Overview: In recent years, pedestrian detection techniques based on visible images have been developed rapidly. However, interference from light, smoke, and occlusion makes it difficult to achieve robust detection around the clock by relying on these images alone. Thermal images, on the other hand, can sense the thermal radiation information in the specified wavelength band emitted by the target, which are highly resistant to interference, ambient lighting, etc, and widely used in security and transportation. At present, the detection performance of thermal images still needs to be improved, which suffers from the poor image quality of thermal images and the interference of some noisy samples to network learning.
In order to improve the performance of the thermal pedestrian detection algorithm, we firstly introduce a saliency detection map as supervised information and adopt a framework of multi-task learning, where the main network completes the pedestrian detection task and the auxiliary network satisfies the saliency detection task. By sharing the feature extraction modules of both tasks, the network has saliency detection capability while guiding the network to focus on salient regions. To search for the most reasonable framework of the auxiliary network, we test four different kinds of design from the independent-learning to the guided-attentive model. Secondly, through the visualization of the pedestrian samples, we induce noisy samples that have lower saliency expressions in the thermal images and introduce the saliency strengths of different samples into the classification loss function by hand-designing the mapping function to relieve the interference of noisy samples on the network learning. To achieve this goal, we adopt a sigmoid function with reasonable transformation as our mapping function, which maps the saliency area percentage to the saliency score. Finally, we introduce the saliency score to the Focal Loss and design the Smooth Focal Loss, which can decrease the loss of low-saliency samples with reasonable settings.

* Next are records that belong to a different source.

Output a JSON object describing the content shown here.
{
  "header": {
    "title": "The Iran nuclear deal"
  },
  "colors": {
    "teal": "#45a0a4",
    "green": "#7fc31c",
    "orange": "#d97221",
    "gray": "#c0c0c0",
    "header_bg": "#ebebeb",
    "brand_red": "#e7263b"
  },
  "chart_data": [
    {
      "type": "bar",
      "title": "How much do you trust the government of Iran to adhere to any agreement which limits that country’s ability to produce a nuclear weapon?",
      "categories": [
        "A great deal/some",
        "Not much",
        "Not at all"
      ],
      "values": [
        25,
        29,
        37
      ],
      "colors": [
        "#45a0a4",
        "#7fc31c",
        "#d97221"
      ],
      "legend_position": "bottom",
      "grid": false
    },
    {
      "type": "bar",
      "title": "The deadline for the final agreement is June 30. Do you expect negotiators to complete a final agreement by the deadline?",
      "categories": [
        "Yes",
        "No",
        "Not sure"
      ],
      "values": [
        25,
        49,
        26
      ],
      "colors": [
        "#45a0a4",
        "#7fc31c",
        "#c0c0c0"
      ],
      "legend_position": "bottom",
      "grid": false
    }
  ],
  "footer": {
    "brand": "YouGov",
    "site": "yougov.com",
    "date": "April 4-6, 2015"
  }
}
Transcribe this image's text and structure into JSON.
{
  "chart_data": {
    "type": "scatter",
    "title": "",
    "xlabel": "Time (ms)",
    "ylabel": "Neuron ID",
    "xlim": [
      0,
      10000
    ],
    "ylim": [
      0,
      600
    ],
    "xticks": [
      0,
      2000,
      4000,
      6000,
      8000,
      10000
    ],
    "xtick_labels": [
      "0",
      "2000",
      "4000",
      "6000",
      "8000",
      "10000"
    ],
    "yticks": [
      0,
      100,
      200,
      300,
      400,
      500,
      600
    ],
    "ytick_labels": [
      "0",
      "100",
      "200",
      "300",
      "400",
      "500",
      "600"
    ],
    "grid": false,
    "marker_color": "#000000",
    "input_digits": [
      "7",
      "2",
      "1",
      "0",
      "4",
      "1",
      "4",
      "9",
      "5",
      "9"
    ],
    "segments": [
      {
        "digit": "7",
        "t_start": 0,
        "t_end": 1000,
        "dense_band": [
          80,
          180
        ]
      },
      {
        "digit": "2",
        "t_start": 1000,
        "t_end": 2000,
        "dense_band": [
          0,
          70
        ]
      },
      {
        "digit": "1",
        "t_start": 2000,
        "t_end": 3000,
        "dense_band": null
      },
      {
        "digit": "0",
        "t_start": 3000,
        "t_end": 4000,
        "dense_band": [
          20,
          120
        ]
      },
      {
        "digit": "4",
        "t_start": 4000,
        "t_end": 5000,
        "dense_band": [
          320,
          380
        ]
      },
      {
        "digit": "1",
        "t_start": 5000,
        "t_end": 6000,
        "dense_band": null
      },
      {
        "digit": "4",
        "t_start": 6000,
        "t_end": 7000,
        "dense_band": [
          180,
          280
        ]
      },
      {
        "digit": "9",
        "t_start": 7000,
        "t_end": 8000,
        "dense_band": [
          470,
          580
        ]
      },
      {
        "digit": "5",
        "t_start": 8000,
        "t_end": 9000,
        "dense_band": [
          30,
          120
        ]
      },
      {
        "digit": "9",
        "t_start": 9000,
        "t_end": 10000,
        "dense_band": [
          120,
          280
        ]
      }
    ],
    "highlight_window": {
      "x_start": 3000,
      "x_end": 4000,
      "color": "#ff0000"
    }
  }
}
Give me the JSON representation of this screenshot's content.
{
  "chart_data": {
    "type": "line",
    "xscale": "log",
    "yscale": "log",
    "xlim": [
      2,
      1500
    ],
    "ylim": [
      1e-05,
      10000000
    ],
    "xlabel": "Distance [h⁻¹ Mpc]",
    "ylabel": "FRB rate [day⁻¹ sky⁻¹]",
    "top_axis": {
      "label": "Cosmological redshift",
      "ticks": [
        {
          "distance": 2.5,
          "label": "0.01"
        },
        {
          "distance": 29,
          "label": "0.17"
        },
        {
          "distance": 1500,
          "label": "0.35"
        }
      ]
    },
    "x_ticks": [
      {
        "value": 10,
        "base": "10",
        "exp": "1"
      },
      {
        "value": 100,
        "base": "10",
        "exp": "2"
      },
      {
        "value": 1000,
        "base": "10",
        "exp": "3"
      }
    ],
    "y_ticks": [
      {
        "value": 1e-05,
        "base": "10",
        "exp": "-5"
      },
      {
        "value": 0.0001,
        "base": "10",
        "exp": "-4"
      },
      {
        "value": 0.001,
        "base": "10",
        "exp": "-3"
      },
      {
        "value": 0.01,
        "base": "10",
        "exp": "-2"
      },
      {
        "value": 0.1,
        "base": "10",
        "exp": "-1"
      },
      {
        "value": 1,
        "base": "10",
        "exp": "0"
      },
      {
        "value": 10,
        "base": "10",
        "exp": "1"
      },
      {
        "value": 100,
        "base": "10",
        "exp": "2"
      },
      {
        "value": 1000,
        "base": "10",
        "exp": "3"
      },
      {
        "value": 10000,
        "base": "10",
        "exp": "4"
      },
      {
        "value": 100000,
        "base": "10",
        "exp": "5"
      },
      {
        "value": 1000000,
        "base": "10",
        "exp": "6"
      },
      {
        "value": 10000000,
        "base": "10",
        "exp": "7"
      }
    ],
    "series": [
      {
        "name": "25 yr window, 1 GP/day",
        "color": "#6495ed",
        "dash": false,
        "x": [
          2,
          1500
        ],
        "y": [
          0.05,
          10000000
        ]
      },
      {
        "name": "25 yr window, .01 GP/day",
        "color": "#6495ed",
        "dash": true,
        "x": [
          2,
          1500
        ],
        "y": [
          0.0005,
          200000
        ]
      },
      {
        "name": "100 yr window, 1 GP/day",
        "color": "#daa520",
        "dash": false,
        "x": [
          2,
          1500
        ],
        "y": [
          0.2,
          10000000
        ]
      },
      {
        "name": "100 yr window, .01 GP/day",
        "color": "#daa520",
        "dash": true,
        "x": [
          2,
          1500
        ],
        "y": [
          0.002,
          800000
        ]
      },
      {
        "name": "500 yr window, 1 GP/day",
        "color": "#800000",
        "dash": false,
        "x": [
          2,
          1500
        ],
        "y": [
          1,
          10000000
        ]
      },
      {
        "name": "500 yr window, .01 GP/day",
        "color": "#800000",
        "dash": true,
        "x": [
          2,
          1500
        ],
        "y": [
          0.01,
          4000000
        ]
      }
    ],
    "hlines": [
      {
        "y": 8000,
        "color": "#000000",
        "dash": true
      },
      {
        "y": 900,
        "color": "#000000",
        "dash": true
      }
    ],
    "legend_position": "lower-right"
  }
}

Extensive experiments on KAIST thermal images have proved the conclusions as follows. First, compared with other auxiliary frameworks, our cascaded model achieves impressive performance with independent design. Besides, compared with the RetinaNet, we decrease the log-average miss rate by 4.43%, which achieves competitive results among popular thermal pedestrian detection methods. Finally, our method has no impact on the computational cost in the inference process as a network training strategy. Although the effectiveness of our method has been proven, one still needs to set the super-parameters manually. In the future, how to enable the network to adapt to various detection conditions will be our next research point.